Kevin: The obvious episode that springs to mind by way of comparison is Enterprise's Carpenter Street, and it just blows it out of the water. Downtown Toronto looked great, and it was clear this wasn't some back lot. They apparently wanted to go to NYC but couldn't afford it and chose to film in Toronto as Toronto rather than as a disguised NYC, and that was really smart. It makes Earth bigger and it meant they didn't have to do unnecessary work to disguise their location. The bridge explosion was well achieved, and again for being an action episode, there was a surprising minimum of graphic violence. The gun shots were the worst, but most of those were at a pretty far distance. My only real complaint is the needle drop when Kirk starts driving. I know it's probably supposed to be some nod to Star Trek 2009, and honestly if were just what was playing in the car, I could have bought it, but I can't stand any more modern rock as the background music. It just pulls me out. That said, I was again expecting a mini-Fast and Furious sequence, and it was actually a pretty light hand at some aggressive but not ridiculous driving.

Matthew: Absolutely agreed on the Toronto location shooting. Was their hotel room a little luxurious for some pick-up chess in the park? Sure. But everything else was cinematically on point, from locations to establishing aerial shots to costumes and tech - and I don't think they overdid the car chase. I was kind of sold enough on the plot and the chemistry to forgive it. Instead of filling in for creativity (as I believe it did in the Abrams modern music interludes) it actually enhanced the scene for me.

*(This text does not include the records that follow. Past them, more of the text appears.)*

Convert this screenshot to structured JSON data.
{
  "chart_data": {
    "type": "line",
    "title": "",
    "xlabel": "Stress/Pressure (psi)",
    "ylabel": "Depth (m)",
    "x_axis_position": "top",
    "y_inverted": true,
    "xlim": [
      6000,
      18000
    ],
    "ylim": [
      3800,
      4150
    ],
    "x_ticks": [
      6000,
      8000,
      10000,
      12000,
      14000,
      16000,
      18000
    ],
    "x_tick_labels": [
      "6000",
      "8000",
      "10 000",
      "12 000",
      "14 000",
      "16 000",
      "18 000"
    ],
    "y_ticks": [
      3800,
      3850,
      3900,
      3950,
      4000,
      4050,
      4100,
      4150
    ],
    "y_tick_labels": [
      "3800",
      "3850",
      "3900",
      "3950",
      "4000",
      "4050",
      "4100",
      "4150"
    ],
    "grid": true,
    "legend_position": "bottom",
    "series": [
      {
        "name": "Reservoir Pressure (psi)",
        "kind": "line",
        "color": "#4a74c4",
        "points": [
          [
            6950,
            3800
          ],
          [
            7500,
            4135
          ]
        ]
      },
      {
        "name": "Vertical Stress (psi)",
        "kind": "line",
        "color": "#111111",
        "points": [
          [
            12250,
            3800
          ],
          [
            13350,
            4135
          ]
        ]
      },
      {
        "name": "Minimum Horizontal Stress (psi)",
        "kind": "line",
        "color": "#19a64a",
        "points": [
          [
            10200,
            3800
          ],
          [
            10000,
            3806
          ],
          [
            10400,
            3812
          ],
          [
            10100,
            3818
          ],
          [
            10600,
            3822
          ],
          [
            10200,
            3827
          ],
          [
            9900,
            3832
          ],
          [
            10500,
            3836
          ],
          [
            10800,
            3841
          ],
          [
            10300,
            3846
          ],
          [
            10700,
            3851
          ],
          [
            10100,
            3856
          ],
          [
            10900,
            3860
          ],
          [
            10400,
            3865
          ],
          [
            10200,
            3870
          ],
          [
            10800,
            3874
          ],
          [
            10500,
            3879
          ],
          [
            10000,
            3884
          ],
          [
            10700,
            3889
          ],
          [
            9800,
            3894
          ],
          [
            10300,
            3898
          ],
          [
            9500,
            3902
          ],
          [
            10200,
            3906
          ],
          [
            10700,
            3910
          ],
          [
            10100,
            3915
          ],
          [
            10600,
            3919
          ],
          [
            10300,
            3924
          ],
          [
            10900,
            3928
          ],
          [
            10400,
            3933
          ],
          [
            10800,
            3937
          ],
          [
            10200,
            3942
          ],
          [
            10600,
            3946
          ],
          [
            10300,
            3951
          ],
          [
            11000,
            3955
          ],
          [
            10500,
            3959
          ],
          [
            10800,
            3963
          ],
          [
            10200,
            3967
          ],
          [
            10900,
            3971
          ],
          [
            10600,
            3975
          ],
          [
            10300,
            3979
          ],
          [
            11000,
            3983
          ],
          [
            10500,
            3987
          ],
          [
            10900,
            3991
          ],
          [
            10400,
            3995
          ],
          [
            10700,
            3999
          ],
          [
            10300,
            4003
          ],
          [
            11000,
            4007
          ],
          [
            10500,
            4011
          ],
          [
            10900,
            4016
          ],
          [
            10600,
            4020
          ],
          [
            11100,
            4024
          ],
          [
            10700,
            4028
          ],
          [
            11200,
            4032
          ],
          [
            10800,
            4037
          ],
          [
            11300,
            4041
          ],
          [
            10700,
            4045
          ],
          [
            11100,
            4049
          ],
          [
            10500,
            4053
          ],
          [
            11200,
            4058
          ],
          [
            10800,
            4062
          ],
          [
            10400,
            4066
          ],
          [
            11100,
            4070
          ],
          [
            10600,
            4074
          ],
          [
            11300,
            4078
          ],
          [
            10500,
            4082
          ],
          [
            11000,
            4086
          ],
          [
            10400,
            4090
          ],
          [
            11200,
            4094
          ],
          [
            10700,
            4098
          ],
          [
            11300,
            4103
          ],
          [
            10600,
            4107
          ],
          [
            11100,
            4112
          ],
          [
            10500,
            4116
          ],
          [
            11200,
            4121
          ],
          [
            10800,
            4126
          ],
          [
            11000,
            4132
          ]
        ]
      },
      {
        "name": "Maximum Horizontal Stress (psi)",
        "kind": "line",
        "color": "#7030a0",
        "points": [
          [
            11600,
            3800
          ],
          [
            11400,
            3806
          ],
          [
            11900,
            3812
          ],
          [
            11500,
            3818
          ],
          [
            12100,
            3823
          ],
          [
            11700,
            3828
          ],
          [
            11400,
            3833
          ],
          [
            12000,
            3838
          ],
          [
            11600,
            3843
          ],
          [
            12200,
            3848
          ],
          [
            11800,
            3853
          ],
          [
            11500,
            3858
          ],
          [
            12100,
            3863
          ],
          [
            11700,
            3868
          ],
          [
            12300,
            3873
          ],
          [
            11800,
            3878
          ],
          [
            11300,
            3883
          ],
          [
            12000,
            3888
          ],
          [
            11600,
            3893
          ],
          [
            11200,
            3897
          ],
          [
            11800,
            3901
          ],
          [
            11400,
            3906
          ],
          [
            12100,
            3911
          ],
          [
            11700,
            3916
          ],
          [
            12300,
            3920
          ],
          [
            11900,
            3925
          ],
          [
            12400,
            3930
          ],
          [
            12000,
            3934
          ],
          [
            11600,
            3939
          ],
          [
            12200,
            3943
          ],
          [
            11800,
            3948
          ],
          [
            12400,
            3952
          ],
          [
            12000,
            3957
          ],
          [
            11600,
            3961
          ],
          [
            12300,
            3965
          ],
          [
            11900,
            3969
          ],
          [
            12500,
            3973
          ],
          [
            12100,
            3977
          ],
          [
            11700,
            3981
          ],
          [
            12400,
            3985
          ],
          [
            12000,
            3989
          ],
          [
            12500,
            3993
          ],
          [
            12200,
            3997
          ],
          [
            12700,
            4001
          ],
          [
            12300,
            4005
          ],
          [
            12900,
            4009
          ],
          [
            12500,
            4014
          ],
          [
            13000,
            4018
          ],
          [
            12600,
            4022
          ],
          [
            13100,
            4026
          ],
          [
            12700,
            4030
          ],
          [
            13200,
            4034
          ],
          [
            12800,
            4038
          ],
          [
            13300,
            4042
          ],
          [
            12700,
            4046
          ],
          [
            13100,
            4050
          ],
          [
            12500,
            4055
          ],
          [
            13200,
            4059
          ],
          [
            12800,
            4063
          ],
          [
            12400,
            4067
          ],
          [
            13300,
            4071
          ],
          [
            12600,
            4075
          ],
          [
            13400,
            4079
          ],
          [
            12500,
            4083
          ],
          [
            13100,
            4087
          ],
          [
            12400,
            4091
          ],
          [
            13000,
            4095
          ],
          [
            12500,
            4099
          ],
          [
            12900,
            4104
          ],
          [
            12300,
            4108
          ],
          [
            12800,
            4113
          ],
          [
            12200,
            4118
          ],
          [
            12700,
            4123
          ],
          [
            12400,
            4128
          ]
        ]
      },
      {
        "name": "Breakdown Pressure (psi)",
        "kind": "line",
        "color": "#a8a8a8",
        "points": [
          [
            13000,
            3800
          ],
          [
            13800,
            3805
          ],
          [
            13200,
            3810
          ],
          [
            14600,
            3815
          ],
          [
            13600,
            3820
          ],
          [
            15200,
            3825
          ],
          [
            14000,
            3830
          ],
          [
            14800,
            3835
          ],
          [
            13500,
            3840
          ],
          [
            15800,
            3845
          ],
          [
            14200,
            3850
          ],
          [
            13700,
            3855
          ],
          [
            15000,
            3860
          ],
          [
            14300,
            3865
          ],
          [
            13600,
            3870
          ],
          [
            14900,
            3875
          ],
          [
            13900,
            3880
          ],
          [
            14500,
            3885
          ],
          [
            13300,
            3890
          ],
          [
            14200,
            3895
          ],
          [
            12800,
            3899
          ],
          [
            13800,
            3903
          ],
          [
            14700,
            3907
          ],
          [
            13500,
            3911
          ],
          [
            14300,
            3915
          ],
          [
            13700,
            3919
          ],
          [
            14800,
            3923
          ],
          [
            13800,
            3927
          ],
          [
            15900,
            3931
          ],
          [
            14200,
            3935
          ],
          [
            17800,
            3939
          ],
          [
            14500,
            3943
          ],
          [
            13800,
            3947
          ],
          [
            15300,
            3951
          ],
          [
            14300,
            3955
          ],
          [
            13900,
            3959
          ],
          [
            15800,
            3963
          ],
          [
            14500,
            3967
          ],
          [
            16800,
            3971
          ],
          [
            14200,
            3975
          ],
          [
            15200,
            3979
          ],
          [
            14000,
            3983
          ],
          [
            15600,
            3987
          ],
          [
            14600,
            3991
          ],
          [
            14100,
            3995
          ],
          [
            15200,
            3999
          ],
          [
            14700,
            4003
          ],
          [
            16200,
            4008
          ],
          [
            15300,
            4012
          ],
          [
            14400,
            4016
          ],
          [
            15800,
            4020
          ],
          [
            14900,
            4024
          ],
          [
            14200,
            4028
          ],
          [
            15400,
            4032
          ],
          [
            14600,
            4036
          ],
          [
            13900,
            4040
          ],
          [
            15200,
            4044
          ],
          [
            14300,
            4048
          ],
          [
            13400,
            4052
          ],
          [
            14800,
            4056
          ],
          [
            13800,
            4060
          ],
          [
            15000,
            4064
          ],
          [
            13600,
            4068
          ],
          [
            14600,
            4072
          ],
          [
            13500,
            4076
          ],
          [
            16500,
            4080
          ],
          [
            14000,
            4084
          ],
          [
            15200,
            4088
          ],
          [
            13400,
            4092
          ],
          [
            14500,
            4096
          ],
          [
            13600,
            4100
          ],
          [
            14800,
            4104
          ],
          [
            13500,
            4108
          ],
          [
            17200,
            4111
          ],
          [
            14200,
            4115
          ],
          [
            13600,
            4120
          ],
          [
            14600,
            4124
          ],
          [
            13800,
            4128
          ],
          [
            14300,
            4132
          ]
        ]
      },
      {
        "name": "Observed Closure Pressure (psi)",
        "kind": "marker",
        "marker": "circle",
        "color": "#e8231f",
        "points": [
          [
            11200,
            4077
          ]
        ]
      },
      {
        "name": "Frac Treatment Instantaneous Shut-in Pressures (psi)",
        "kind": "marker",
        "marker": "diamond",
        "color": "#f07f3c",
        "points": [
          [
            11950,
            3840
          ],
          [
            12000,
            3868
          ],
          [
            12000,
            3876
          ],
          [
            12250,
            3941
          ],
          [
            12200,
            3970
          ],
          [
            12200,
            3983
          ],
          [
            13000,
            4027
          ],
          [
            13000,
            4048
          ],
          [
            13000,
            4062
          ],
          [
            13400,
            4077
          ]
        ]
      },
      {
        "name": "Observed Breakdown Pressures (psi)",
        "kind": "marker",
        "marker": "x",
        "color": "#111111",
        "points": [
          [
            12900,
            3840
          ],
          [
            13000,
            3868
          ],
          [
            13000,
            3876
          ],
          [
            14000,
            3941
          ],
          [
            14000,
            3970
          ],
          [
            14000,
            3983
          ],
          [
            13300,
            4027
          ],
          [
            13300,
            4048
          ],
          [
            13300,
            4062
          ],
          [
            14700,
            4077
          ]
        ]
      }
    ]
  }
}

Kevin: And this is a production note if ever there was one: La'an left the loaded gun in little Khan's room. That's not quite as bad as the coffee cup in Game of Thrones, but it most certainly a goof.

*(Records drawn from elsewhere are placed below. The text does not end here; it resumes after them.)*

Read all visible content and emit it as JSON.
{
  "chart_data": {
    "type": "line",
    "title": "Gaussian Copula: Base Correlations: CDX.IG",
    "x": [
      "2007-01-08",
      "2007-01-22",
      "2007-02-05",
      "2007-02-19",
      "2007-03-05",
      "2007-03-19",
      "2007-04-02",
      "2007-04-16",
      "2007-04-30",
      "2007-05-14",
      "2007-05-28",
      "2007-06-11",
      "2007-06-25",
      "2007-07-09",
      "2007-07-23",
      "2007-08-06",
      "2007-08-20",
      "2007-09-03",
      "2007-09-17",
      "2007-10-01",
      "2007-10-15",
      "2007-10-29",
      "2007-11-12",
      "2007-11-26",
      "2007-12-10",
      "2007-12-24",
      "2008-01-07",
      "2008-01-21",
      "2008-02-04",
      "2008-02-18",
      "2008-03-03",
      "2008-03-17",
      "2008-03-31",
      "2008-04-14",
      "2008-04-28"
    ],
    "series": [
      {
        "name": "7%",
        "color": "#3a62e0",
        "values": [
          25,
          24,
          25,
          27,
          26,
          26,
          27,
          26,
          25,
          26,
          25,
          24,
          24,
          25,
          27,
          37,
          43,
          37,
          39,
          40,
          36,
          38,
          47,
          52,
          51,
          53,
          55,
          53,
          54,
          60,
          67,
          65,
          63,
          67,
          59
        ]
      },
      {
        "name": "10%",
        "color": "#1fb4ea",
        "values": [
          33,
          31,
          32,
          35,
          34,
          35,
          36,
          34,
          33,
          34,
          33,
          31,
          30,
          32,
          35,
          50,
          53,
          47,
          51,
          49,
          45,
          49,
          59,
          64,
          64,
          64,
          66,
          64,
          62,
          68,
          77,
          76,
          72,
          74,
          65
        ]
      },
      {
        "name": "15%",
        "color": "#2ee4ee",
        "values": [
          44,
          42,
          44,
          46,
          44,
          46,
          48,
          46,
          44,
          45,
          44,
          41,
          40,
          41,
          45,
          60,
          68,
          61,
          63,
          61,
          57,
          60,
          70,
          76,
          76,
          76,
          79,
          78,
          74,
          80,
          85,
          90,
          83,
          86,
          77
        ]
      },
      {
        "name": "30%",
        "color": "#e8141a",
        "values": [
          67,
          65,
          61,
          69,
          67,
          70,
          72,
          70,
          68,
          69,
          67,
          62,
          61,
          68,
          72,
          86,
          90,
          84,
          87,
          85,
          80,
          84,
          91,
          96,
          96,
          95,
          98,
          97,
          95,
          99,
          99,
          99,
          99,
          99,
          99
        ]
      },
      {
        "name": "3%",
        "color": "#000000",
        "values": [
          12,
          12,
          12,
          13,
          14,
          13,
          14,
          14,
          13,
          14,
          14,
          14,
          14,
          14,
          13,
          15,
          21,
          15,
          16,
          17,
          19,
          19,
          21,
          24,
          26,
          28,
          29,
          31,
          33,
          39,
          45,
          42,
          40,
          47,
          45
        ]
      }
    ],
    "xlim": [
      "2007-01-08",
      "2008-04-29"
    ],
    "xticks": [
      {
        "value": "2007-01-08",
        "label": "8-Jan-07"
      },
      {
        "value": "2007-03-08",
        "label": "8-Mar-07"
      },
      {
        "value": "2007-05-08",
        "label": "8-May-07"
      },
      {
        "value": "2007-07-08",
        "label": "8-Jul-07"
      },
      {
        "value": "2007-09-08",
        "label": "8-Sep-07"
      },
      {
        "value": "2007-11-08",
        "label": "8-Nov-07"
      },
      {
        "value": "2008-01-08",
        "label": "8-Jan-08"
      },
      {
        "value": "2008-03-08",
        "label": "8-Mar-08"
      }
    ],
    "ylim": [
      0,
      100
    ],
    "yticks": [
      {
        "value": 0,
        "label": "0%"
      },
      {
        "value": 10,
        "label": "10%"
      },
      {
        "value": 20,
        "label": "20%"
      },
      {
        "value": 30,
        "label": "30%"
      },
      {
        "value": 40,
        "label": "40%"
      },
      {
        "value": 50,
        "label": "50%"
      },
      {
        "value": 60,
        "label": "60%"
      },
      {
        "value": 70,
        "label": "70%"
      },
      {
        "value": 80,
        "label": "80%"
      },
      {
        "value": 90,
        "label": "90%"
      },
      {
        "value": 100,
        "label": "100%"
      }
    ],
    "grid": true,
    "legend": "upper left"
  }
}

Matthew: That thought definitely occurred to me. Presumably it will be removed by his caretakers.  AND they didn't feel the need to shoehorn in yet another Brent Spiner appearance.

Conclusion

Kevin: For the sharp intake of breath I took when I realized we were doing another time travel to modern Earth, and with Kirk no less, this episode, like last week, really exceeded my expectations. The episode lacks the flab of the Daniels/Temporal Cold War stuff of Enterprise. The humor is used with a light confident hand with the set up and pay off of the Pelia stuff. And the chemistry between the episode's leads is undeniable. Even for taking another swing at the Eugenics Wars era, it focused most of its attention on La'an rather than the temporal mishegas. Everything just goes down so smoothly that I don't really pause to think about any logic problems or even the fact that we have been down this road so many times before until after the episode is over. And even to the extent I do find it to be a tad repetitive, the end of the episode was apparently something of a breakthrough on La'an acknowledging her loneliness, and I'll take all kinds of wacky adventures that resonate in a character's emotional arc. I think only the fact that we keep going back to the same well of Khan and the early 21st century is what holds this back. I want some new stories from these apparently capable writers. So, it's not perfect, but it is very good, and a well deserved four from me. 

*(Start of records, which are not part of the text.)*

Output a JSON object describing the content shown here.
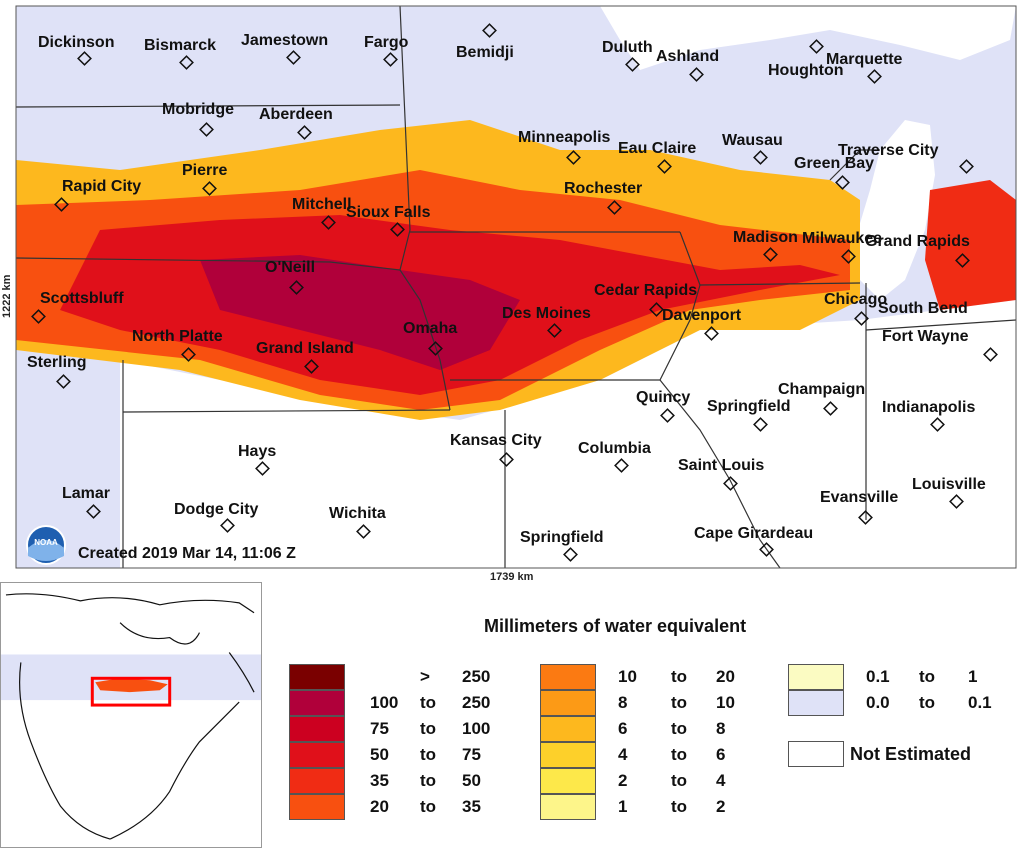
{
  "map": {
    "created": "Created 2019 Mar 14, 11:06 Z",
    "axis_x": "1739 km",
    "axis_y": "1222 km",
    "logo_text": "NOAA",
    "cities": [
      {
        "name": "Dickinson"
      },
      {
        "name": "Bismarck"
      },
      {
        "name": "Jamestown"
      },
      {
        "name": "Fargo"
      },
      {
        "name": "Bemidji"
      },
      {
        "name": "Duluth"
      },
      {
        "name": "Ashland"
      },
      {
        "name": "Houghton"
      },
      {
        "name": "Marquette"
      },
      {
        "name": "Mobridge"
      },
      {
        "name": "Aberdeen"
      },
      {
        "name": "Minneapolis"
      },
      {
        "name": "Eau Claire"
      },
      {
        "name": "Wausau"
      },
      {
        "name": "Traverse City"
      },
      {
        "name": "Green Bay"
      },
      {
        "name": "Pierre"
      },
      {
        "name": "Rapid City"
      },
      {
        "name": "Rochester"
      },
      {
        "name": "Mitchell"
      },
      {
        "name": "Sioux Falls"
      },
      {
        "name": "Madison"
      },
      {
        "name": "Milwaukee"
      },
      {
        "name": "Grand Rapids"
      },
      {
        "name": "O'Neill"
      },
      {
        "name": "Scottsbluff"
      },
      {
        "name": "Cedar Rapids"
      },
      {
        "name": "Des Moines"
      },
      {
        "name": "Davenport"
      },
      {
        "name": "Chicago"
      },
      {
        "name": "South Bend"
      },
      {
        "name": "North Platte"
      },
      {
        "name": "Omaha"
      },
      {
        "name": "Grand Island"
      },
      {
        "name": "Fort Wayne"
      },
      {
        "name": "Sterling"
      },
      {
        "name": "Champaign"
      },
      {
        "name": "Quincy"
      },
      {
        "name": "Springfield"
      },
      {
        "name": "Indianapolis"
      },
      {
        "name": "Kansas City"
      },
      {
        "name": "Columbia"
      },
      {
        "name": "Hays"
      },
      {
        "name": "Saint Louis"
      },
      {
        "name": "Lamar"
      },
      {
        "name": "Louisville"
      },
      {
        "name": "Evansville"
      },
      {
        "name": "Dodge City"
      },
      {
        "name": "Wichita"
      },
      {
        "name": "Cape Girardeau"
      },
      {
        "name": "Springfield"
      }
    ]
  },
  "legend": {
    "title": "Millimeters of water equivalent",
    "not_estimated": "Not Estimated",
    "items": [
      {
        "low": "",
        "sep": ">",
        "high": "250",
        "color": "#7a0000"
      },
      {
        "low": "100",
        "sep": "to",
        "high": "250",
        "color": "#b0003a"
      },
      {
        "low": "75",
        "sep": "to",
        "high": "100",
        "color": "#cc0020"
      },
      {
        "low": "50",
        "sep": "to",
        "high": "75",
        "color": "#e0101a"
      },
      {
        "low": "35",
        "sep": "to",
        "high": "50",
        "color": "#f02c14"
      },
      {
        "low": "20",
        "sep": "to",
        "high": "35",
        "color": "#f85010"
      },
      {
        "low": "10",
        "sep": "to",
        "high": "20",
        "color": "#fb7a12"
      },
      {
        "low": "8",
        "sep": "to",
        "high": "10",
        "color": "#fc9a16"
      },
      {
        "low": "6",
        "sep": "to",
        "high": "8",
        "color": "#fdb81e"
      },
      {
        "low": "4",
        "sep": "to",
        "high": "6",
        "color": "#fdd02a"
      },
      {
        "low": "2",
        "sep": "to",
        "high": "4",
        "color": "#fde84a"
      },
      {
        "low": "1",
        "sep": "to",
        "high": "2",
        "color": "#fdf58a"
      },
      {
        "low": "0.1",
        "sep": "to",
        "high": "1",
        "color": "#fbfbc2"
      },
      {
        "low": "0.0",
        "sep": "to",
        "high": "0.1",
        "color": "#dfe2f7"
      }
    ]
  },
  "colors": {
    "background_no_snow": "#dfe2f7",
    "not_estimated": "#ffffff",
    "inset_highlight": "#ff0000"
  }
}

Matthew: Hold onto your butts, folks. I think this is a 5. I agree it is not perfect, but it swept me away in an emotional story, it had intellectual elements I enjoyed, and it effectively cordoned off Kurtzman Trek from the Star Trek that I grew up with, that I love, and that I could not stand the desecration of by the last 6 years of awful, world-breaking storytelling. It was clever, smart, and full of heart. And it actually felt like Star Trek - which this series has done on occasion in fits and starts before this, but had always dragged me out of the feeling by crapping on continuity. Now, when La'an argues for the Federation utopia, I can almost see it along with her. Will the show retreat back into dumb action schlock and gratuitous violence? Probably, given the setup for a Gorn War. But let's not get honked off in advance, and just step back and appreciate that for one brief shining moment, a new Star Trek episode was actually really, really good. What's that feeling I used to have? You know, the opposite of loathing? Anyway, that makes our total a 9.